Eventually I talked them into being the Dads again for the sake of money (that was actually the argument that convinced them all) and we started as we had the year previously, opening for Arrogance. But we never did get as popular again and nobody really made me feel like I was welcome back into the fold so I quit and that was the end.
Lots of bands do reunions or even get back together but this one won't, even though Rick and I are friends again. One reason is because he is now in ELO and travels all over the world to exotic places like Sofia, Bulgaria and Atlantic City, New Jersey.
Nevertheless, this was a great band " Matt
Reviews for The Dads
The Dads more then any other local New Wave act are reliant upon audience response. Despite their overt professionalism and self-confidence, the power level they attain is a direct function of how much crowd interaction they generate. When the chemistry is right, the Dads can be ominous.

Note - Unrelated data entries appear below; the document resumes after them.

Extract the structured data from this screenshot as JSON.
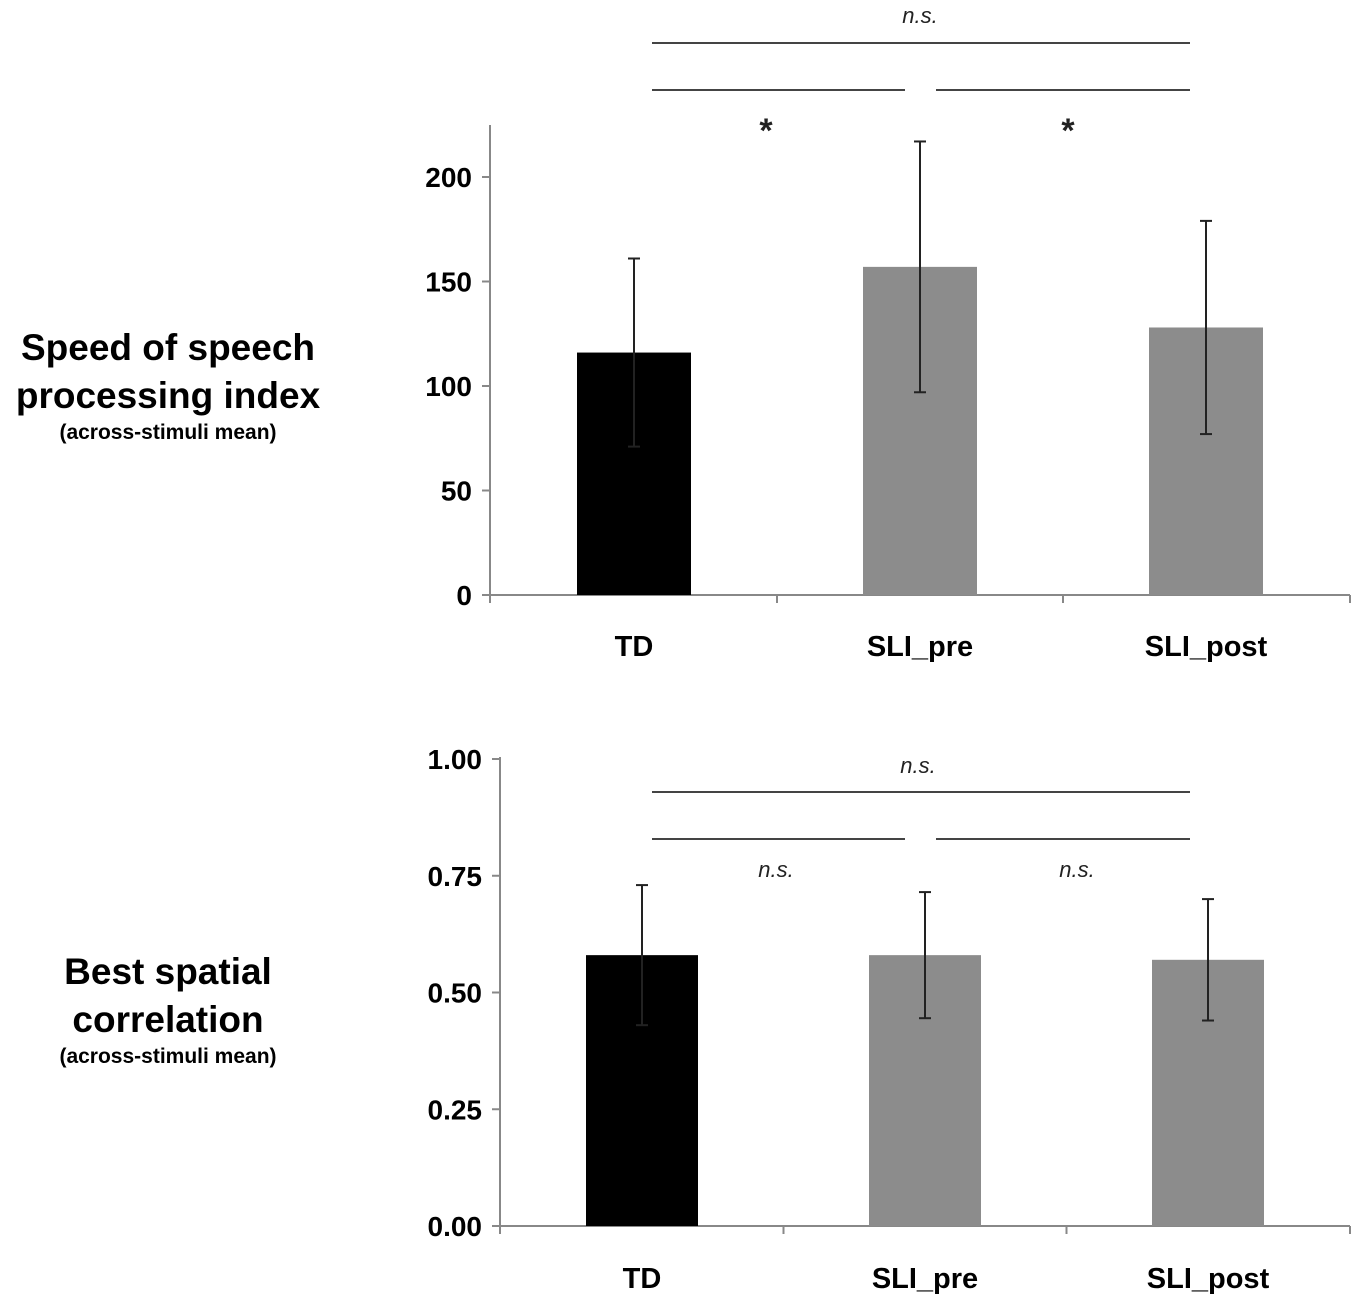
{
  "chart_data": [
    {
      "type": "bar",
      "ylabel": "Speed of speech processing index",
      "ylabel_note": "(across-stimuli mean)",
      "categories": [
        "TD",
        "SLI_pre",
        "SLI_post"
      ],
      "values": [
        116,
        157,
        128
      ],
      "error": [
        45,
        60,
        51
      ],
      "ylim": [
        0,
        225
      ],
      "yticks": [
        "0",
        "50",
        "100",
        "150",
        "200"
      ],
      "ytick_values": [
        0,
        50,
        100,
        150,
        200
      ],
      "bar_colors": [
        "#000000",
        "#8c8c8c",
        "#8c8c8c"
      ],
      "significance": [
        {
          "from": "TD",
          "to": "SLI_post",
          "label": "n.s."
        },
        {
          "from": "TD",
          "to": "SLI_pre",
          "label": "*"
        },
        {
          "from": "SLI_pre",
          "to": "SLI_post",
          "label": "*"
        }
      ]
    },
    {
      "type": "bar",
      "ylabel": "Best spatial correlation",
      "ylabel_note": "(across-stimuli mean)",
      "categories": [
        "TD",
        "SLI_pre",
        "SLI_post"
      ],
      "values": [
        0.58,
        0.58,
        0.57
      ],
      "error": [
        0.15,
        0.135,
        0.13
      ],
      "ylim": [
        0,
        1.0
      ],
      "yticks": [
        "0.00",
        "0.25",
        "0.50",
        "0.75",
        "1.00"
      ],
      "ytick_values": [
        0,
        0.25,
        0.5,
        0.75,
        1.0
      ],
      "bar_colors": [
        "#000000",
        "#8c8c8c",
        "#8c8c8c"
      ],
      "significance": [
        {
          "from": "TD",
          "to": "SLI_post",
          "label": "n.s."
        },
        {
          "from": "TD",
          "to": "SLI_pre",
          "label": "n.s."
        },
        {
          "from": "SLI_pre",
          "to": "SLI_post",
          "label": "n.s."
        }
      ]
    }
  ]
}
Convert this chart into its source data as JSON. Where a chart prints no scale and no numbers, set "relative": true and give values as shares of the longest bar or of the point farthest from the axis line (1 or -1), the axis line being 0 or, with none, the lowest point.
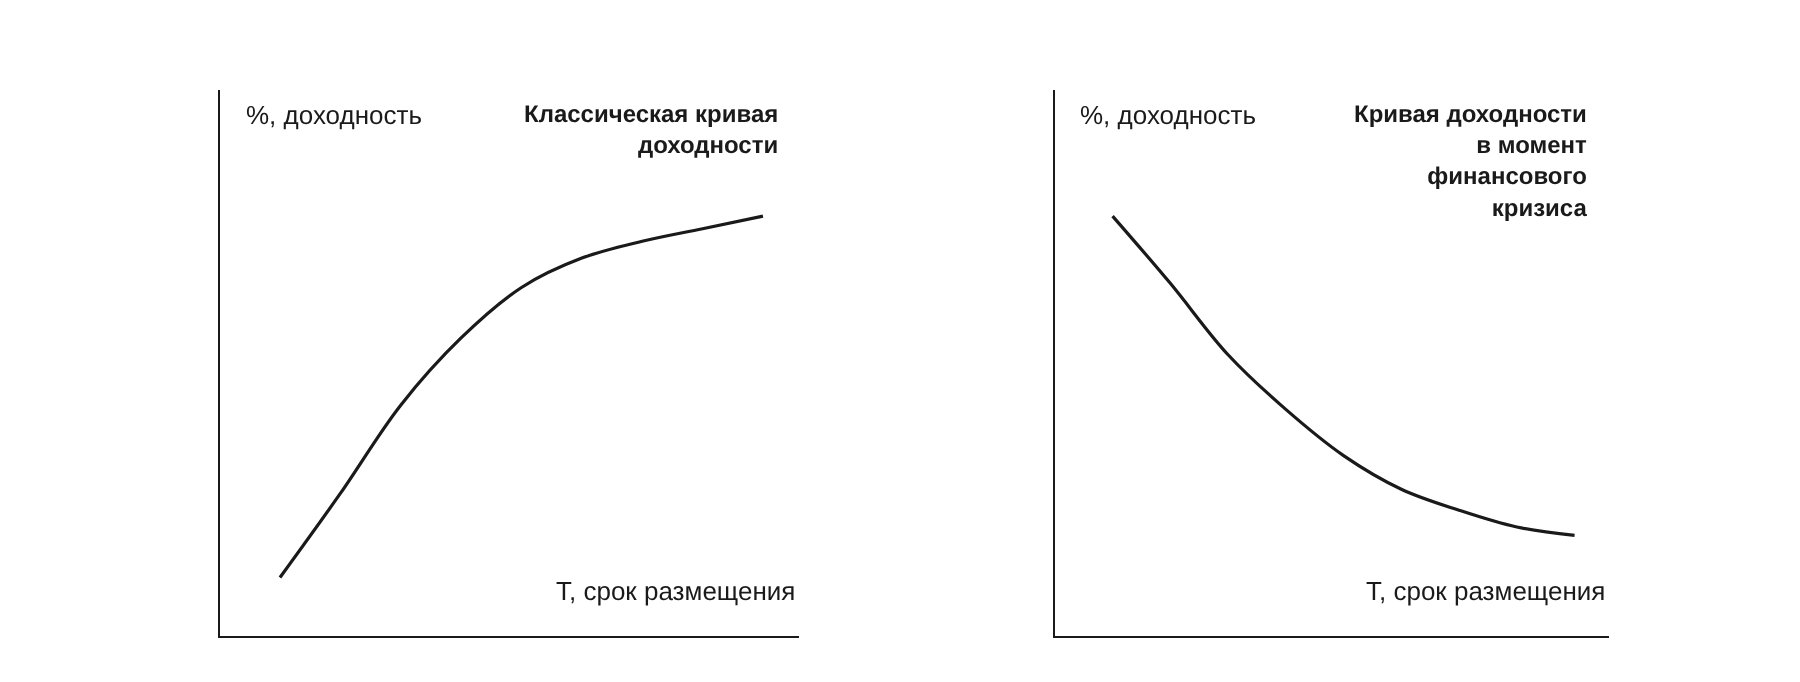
{
  "chart_data": [
    {
      "type": "line",
      "relative": true,
      "title": "Классическая кривая\nдоходности",
      "ylabel": "%, доходность",
      "xlabel": "T, срок размещения",
      "categories": [
        null,
        null,
        null,
        null,
        null,
        null,
        null,
        null,
        null
      ],
      "series": [
        {
          "color": "#1a1a1a",
          "values": [
            0.14,
            0.34,
            0.55,
            0.71,
            0.83,
            0.9,
            0.94,
            0.97,
            1.0
          ]
        }
      ],
      "marker": "none",
      "line_style": "solid"
    },
    {
      "type": "line",
      "relative": true,
      "title": "Кривая доходности\nв момент\nфинансового\nкризиса",
      "ylabel": "%, доходность",
      "xlabel": "T, срок размещения",
      "categories": [
        null,
        null,
        null,
        null,
        null,
        null,
        null,
        null,
        null
      ],
      "series": [
        {
          "color": "#1a1a1a",
          "values": [
            1.0,
            0.84,
            0.67,
            0.54,
            0.43,
            0.35,
            0.3,
            0.26,
            0.24
          ]
        }
      ],
      "marker": "none",
      "line_style": "solid"
    }
  ]
}
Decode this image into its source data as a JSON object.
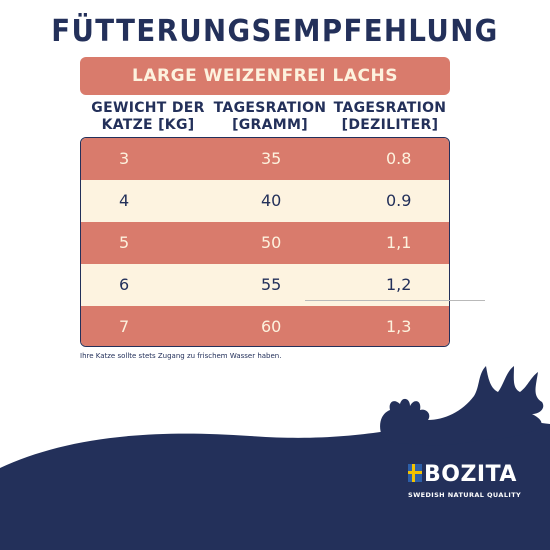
{
  "title": "FÜTTERUNGSEMPFEHLUNG",
  "product": "LARGE WEIZENFREI LACHS",
  "columns": [
    {
      "line1": "GEWICHT DER",
      "line2": "KATZE [KG]"
    },
    {
      "line1": "TAGESRATION",
      "line2": "[GRAMM]"
    },
    {
      "line1": "TAGESRATION",
      "line2": "[DEZILITER]"
    }
  ],
  "rows": [
    {
      "weight": "3",
      "gram": "35",
      "dl": "0.8"
    },
    {
      "weight": "4",
      "gram": "40",
      "dl": "0.9"
    },
    {
      "weight": "5",
      "gram": "50",
      "dl": "1,1"
    },
    {
      "weight": "6",
      "gram": "55",
      "dl": "1,2"
    },
    {
      "weight": "7",
      "gram": "60",
      "dl": "1,3"
    }
  ],
  "footnote": "Ihre Katze sollte stets Zugang zu frischem Wasser haben.",
  "brand": {
    "name": "BOZITA",
    "tagline": "SWEDISH NATURAL QUALITY",
    "icon": "swedish-flag-icon"
  },
  "colors": {
    "navy": "#23305a",
    "salmon": "#d97b6c",
    "cream": "#fdf3e0"
  }
}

So how do the Dads succeed where some nationally signed acts fail? Most big acts fall victim to a commercially contrived pop formula. The Dads don't. This is not to say they are devoid of musical calculation, they are simply a lot more fresh and concoct a healthy dose of good-time Beatle-isms that work in a contemporary mold. You like the Raspberries? You'll love the Dads. Trust me.
Fourteen Songs Live-The Dads
This is rock and roll. After one listen to this album-length collection of live tracks from the Cat's Cradle(Nov 81) and the Pier(Jan 82), plus three studio cuts, I'm forced to wonder why the Dads have not progressed further down the road to "success". Unless of course there is a plan to develop a cult reputation of mythic proportions.
Nothing says it better then a hit. Considering the problems inherent in live recordings-no second takes, for starters-The Dads potential for success shines through. The 14 songs here, even at their weakest, point to refined pop sensibilities and a feel for situations that real people go through in life.
Well what do they sound like? Beyond sounding like the Dads they show influences as diverse as John Lennon, Ray Davies, the Byrds and the Move.
Until Triangle Rock and Roll consumers and fans get the opportunity to hear the recorded works of the Dads, the best bet is to catch them at their next appearance.